Start with the folk map. The left builds on social construction. The right builds on nature. On sex, race, crime, intelligence, the right reaches for biology and a fixed human nature while the left reaches for structure and environment. By that map the right looks more essentialist. A conservative who says the sexes differ by nature, or that human nature limits what social engineering can achieve, makes an essentialist claim. The hereditarian right makes the strongest version: group differences in traits trace to genetic essences. That strand sits at the core of several networks you have written about, and it essentializes by design. So at first glance the answer runs the other way from your hunch.
Now complicate it. Essentialism works as a habit, not a doctrine you can read off a party label. The habit treats a category as a deep kind with an inner nature that explains its surface traits. Both camps do this. They differ in which categories they treat as deep.
The classical liberal right resists essentializing social wholes. Hayek (1899-1992) spent a career attacking the reification of society, class, and the people as agents with minds and interests. Methodological individualism dissolves the group into the men who compose it. Public choice does the same to the state. Here the right plays the anti-essentialist, and the left, which talks about structural forces and class consciousness and group standpoint as real explanatory things, does the essentializing.
The identitarian left essentializes group identity hard. Standpoint epistemology treats membership in a group as conferring a shared way of knowing that outsiders cannot reach. That makes an essence claim about the group, relocated from biology to social position. Race as construct, yet race as a stable source of perspective no one can transcend. The metaphysics flips and the form survives.
So each camp essentializes its preferred categories and dissolves the rest. The right essentializes nature, sex, the traits of the man, sometimes civilization, and dissolves society and structure. The left essentializes identity, structure, and standpoint, and dissolves nature and sex.
A right-wing academic inside an elite institution survives under scrutiny. He cannot coast on the locally obvious the way a man stating the house consensus can. He has to defend claims the majority takes as self-evident, so he makes his premises explicit. That pressure can reduce lazy essentialism, the kind that hides inside an unexamined consensus. The dissenter watches the consensus from outside, so he notices its contingency. In published, scrutinized work you might therefore find the surviving right-wing academic less casually essentialist. His metaphysics still holds essence claims about nature. The caution comes from the scrutiny, not from the politics.
Strip the selection and the incentive away, and the ideology gives no clean edge. The right avows essence about nature and denies it about structure. The left runs the reverse, and often essentializes while insisting it never would.
I don’t think a right-wing academic could get away with the moves played by the philosopher of work Elizabeth S. Anderson.
Anderson (b. 1959) is anti-essentialist by avowal. The Imperative of Integration rejects genetic and cultural accounts of racial disadvantage. She holds a constructionist line on race. So in the sense she would defend, her hands stay clean.

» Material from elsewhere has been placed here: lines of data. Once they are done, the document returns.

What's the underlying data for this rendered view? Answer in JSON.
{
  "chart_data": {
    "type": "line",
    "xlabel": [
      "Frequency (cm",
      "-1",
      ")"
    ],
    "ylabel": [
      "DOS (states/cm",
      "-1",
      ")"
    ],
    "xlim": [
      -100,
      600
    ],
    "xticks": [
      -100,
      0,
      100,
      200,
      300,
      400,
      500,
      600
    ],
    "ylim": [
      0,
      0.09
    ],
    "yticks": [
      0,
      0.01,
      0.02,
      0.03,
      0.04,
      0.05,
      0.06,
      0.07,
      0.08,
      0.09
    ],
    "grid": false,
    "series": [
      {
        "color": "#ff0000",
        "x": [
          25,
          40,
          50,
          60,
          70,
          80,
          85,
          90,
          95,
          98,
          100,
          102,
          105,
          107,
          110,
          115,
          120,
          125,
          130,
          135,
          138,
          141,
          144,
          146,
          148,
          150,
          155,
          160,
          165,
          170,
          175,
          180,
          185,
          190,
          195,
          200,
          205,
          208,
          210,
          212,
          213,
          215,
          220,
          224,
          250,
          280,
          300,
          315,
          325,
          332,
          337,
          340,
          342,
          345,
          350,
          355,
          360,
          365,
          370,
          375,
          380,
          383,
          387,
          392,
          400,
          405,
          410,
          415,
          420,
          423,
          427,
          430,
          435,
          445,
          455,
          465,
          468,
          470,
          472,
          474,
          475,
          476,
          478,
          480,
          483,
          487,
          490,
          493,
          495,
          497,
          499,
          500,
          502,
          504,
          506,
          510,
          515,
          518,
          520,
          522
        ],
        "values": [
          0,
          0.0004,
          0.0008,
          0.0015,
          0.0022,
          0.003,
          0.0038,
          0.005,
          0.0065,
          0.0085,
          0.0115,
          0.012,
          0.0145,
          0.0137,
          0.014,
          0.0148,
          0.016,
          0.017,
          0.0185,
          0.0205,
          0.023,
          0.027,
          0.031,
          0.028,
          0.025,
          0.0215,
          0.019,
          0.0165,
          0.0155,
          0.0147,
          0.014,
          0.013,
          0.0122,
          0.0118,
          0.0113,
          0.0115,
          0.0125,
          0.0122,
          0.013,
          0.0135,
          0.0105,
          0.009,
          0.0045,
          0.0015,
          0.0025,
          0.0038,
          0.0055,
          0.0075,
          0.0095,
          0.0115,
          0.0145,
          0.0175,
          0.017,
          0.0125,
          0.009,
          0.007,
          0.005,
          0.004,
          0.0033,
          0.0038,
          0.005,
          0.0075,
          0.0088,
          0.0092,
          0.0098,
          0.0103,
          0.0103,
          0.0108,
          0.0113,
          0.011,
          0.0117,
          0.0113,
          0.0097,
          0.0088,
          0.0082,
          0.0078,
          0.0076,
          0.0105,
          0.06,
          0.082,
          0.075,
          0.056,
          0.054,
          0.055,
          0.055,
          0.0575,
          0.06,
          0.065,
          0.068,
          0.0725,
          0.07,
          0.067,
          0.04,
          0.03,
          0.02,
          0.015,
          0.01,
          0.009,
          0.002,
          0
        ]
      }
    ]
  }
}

Look at the operative moves. Her integration argument holds that racial groups carry distinct perspectives, and that a democracy needs those perspectives pooled through contact, so segregation starves deliberation of an epistemic resource. That assumes the groups differ in kind in a way that makes their combination necessary to good judgment. Move the source from biology to social position and you keep the form of an essence claim: membership reliably confers a standpoint outsiders cannot supply. A conservative who said the sexes bring distinct natures that institutions must combine draws the charge of essentialism inside a sentence. Anderson saying the races bring distinct standpoints that democracy must integrate reads as egalitarian theory.
Private Government runs the same operation on the firm. She casts the employer as a government and the employment relation as a species of dictatorship over the worker’s life. That reifies the firm into a unified dominating agent and treats domination as its character. A conservative who cast the family as a natural hierarchy with natural authority gets called a naturalizer of domination. Anderson naturalizes the firm as tyranny and it reads as critique.
The same move, essentializing a group or an institution into a kind with a built-in nature, passes for one side and sinks the other.
Someone replies that Anderson never essentializes, because a structural claim differs from an essence claim. The hereditarian puts the disadvantage inside the group’s nature. Anderson puts it in the arrangement around the group. The cause sits outside the group, in the conditions built around it. On that reading the asymmetry of permission tracks a real difference and not a bias.
The objection carries weight for the race-disadvantage claim. It carries less for the standpoint claim and almost none for the firm. When she says democracy needs the combined perspectives of the groups, she treats the perspective as something the group reliably carries, an essence under another label. When she says the firm dominates by its character, she assigns the firm an inner nature. Structure does not rescue those two.
Essentialism works as a charge against disfavored conclusions more than as a neutral name for a logical form. When the essence claim flatters the house view, that segregation produces disadvantage, that the firm oppresses the worker, the field files it under social science. When the essence claim cuts against the house view, that nature constrains outcomes, that groups differ by descent, that a hierarchy serves a function, the field files it under bigotry and sanctions the man who made it. The left’s essentialisms get renamed structural analysis and standpoint epistemology. The right’s keep the old name and the stigma. Anderson gets the rename. A right-winger gets the audit.